In many cases a defendant may not wish to give evidence simply through fear. He may say, "I cannot face it. I have complete faith that the jury will see that the evidence of the Crown is insufficient and acquit me. But I shall not offer myself for cross-examination. I have heard people being cross-examined and I am too frightened to go into the witness box". That is one
Another reasonI know that some Members of this Committee will throw up their hands in horror at the thoughtis that, unfortunately, on occasions, the police bring charges of an offence against someone who has committed the offence before. Sometimes they back it up with a false admission; sometimes they back it up by planting false evidence on the premises, such as drugs. If that person goes into the witness box and puts forward a defence that the police have done that, then, as Members of the Committee will again know, his previous convictions can be proved against him. The police know that. That person may not be a very admirable person but he did not commit the offence. Yet he is put in the impossible dilemma of either going into the witness box where the prejudice of his previous convictions will be put to him, or remaining where he is and saying, "I am innocent until the case is proved against me; get on and prove it".

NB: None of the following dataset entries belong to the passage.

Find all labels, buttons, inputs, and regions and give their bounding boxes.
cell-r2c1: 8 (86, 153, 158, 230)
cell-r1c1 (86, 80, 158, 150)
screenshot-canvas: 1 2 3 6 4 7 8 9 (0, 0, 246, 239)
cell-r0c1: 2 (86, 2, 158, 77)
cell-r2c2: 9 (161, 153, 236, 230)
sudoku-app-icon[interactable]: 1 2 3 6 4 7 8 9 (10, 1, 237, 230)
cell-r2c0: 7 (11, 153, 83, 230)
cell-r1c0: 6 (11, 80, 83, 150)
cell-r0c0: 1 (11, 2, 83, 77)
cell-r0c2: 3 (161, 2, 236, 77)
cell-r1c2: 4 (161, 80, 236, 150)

Those are some of the reasons why a person may not wish to go into the witness box. Is it right that prosecuting counsel should speculate as to the reason why someone did not give evidence and then suggest to the jury that it is evidence of guilt? It may be absolutely untrue. It is in that way that miscarriages of justice come about. I should like to obtain an answer to those questions from the Minister before deciding whether or not to accept the amendment.